Fair Work Commission to reveal its decision on minimum wages on Wednesday
Millions of Australians are getting a pay rise this Wednesday – after Anthony Albanian demanded wages rise amid rising inflation
- Over 2.6 Million Aussies With Minimum Wage Will Find Out If Wage Will Change
- A decision of the Fair Work Commission will be announced on Wednesday
- The Albanian government has put forward the argument for an increase
- This would ensure that wages do not decline in relation to inflation
More than 2.6 million Australians with awards and minimum wages will find out how their pay package could change when the industry referee makes his annual decision.
The Fair Work Commission will broadcast the result of its assessment online at 10 a.m. AEST Wednesday.
The Albanian government has called for an increase that will ensure that wages do not decline compared to inflation, which is at 5.1 percent.

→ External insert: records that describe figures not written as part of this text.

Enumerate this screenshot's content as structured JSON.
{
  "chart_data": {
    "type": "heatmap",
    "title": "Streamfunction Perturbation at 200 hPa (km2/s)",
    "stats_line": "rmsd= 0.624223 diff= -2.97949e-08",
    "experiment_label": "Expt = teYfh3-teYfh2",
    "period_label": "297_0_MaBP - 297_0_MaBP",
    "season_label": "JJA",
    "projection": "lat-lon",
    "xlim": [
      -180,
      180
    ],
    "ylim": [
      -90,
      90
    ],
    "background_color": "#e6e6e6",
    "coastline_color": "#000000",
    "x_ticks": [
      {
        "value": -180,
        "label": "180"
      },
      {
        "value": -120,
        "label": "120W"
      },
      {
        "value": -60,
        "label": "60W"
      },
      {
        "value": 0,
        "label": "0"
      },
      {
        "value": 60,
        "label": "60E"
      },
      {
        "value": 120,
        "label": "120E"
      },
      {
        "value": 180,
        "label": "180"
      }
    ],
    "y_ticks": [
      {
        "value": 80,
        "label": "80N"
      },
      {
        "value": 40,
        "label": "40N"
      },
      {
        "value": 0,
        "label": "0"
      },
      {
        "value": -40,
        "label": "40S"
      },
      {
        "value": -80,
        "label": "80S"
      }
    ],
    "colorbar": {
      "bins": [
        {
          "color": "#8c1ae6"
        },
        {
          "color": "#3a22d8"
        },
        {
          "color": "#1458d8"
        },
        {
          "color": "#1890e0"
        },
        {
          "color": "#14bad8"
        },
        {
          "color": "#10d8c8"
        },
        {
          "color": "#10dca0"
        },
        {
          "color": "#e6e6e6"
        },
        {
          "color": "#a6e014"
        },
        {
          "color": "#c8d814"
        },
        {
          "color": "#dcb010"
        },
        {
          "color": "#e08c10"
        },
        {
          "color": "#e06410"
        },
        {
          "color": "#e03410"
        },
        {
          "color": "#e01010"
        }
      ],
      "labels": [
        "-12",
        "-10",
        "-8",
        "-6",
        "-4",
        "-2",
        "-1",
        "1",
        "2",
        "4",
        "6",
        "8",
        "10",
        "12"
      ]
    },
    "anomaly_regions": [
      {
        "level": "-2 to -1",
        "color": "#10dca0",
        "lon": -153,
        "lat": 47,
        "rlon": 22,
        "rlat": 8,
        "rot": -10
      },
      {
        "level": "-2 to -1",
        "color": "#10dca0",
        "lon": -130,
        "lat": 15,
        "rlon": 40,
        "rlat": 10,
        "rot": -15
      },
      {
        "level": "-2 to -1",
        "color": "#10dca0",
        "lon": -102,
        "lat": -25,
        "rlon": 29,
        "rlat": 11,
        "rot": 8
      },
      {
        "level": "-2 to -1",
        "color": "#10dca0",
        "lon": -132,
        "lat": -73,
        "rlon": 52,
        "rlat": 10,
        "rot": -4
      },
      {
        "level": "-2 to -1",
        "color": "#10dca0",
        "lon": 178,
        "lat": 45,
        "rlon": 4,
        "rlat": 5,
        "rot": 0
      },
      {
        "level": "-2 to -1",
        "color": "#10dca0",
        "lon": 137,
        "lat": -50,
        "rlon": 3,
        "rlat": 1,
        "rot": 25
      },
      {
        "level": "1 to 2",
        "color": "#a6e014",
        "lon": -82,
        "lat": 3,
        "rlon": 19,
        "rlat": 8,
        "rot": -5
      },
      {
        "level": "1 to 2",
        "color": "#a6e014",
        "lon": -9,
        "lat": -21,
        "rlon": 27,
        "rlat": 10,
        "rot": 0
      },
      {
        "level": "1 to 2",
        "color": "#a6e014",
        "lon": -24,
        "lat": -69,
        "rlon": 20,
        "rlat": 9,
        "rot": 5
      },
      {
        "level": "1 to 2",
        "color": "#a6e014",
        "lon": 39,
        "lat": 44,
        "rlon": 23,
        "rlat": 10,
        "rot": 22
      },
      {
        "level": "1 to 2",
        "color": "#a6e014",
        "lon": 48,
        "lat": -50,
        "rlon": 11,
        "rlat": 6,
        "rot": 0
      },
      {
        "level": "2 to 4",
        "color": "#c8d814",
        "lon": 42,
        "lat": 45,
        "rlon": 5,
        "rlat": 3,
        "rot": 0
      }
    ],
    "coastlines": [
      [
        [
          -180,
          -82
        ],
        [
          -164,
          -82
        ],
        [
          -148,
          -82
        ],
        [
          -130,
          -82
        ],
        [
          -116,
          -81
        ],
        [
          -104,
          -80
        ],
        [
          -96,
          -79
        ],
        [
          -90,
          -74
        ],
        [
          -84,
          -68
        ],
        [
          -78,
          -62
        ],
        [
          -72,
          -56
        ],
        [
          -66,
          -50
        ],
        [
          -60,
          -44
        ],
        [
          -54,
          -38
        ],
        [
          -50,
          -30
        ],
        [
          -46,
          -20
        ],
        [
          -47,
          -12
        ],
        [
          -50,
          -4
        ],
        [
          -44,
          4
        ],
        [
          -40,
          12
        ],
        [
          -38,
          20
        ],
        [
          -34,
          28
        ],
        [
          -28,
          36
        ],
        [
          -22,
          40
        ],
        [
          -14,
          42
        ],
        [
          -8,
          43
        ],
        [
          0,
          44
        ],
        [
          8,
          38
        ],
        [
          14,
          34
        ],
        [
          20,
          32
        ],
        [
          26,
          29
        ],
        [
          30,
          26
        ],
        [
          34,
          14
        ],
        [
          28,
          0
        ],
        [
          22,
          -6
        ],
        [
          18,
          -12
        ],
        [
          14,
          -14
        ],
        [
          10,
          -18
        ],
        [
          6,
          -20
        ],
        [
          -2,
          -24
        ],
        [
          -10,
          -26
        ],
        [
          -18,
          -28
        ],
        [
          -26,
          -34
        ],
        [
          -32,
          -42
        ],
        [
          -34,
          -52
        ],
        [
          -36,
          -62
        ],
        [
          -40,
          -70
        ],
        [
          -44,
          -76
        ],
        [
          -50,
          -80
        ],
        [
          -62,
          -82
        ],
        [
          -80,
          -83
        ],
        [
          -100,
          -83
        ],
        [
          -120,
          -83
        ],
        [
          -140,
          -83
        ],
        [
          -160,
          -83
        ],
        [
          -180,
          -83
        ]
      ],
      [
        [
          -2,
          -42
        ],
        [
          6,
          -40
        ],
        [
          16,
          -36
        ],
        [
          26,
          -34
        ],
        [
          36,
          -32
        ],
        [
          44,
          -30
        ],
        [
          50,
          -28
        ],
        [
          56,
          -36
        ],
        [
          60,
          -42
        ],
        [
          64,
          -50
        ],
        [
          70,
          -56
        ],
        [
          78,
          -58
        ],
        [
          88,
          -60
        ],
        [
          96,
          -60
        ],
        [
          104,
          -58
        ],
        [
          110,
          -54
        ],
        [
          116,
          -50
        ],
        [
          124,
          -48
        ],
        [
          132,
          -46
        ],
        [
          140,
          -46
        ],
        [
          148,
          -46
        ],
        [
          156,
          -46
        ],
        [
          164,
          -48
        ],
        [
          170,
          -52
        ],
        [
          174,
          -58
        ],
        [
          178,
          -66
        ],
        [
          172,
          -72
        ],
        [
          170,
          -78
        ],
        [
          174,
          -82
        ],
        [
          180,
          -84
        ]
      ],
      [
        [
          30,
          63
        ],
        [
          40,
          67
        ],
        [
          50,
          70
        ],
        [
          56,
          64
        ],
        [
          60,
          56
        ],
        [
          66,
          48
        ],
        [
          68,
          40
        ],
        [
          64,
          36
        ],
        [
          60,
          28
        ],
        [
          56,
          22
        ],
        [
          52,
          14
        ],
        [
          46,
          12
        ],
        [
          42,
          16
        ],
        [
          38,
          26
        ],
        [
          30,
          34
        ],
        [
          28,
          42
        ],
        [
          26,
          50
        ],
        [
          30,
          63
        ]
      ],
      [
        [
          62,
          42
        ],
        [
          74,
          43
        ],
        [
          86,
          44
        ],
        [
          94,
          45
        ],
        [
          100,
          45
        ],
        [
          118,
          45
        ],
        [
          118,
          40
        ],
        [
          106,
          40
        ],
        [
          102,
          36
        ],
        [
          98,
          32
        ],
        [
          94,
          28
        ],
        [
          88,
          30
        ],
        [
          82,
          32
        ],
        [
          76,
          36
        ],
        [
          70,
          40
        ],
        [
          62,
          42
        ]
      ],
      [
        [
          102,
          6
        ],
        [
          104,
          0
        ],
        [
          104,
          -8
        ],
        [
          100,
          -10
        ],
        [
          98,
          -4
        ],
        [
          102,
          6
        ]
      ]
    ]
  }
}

More than 2.6 million Australians receiving awards and minimum wages will find out how their pay package could change when the industrial arbitrator makes his annual decision (photo, Australian workers)
The Albanian government has called for an increase that will ensure that wages do not deteriorate compared to inflation, which stands at 5.1 percent (photo, Australian Prime Minister, Anthony Albanese)
Unions have pushed for a 5.5 percent hike, which they say will prevent a further cut in real wages for a quarter of all workers.
“We argue that minimum wages and wages must grow to ensure that premium dependent households can meet both the rising cost of living they face and their fair share of productivity growth,” the ACTU said in its statement. submission.
“Yet, according to the RBA, workers are facing inflation that is nearly twice as high as projected wage growth by the end of 2022. And it’s the low-paid who will be hit hardest.”
Last year, the national minimum wage rose 2.5 percent to $772.60 per week, or $20.33 per hour.
Last year, the national minimum wage rose 2.5 percent to $772.60 a week, or $20.33 an hour (photo, person with Australian money)
The Australian Industry Group urged the committee to limit the increase to 2.5 percent, arguing that the union’s offer “would contribute significantly to the risks of entrenched inflation and larger hikes in interest rates.”
“It would adversely affect the economy, unemployment, unemployment and sentiment, and would be a setback for many low-income households.”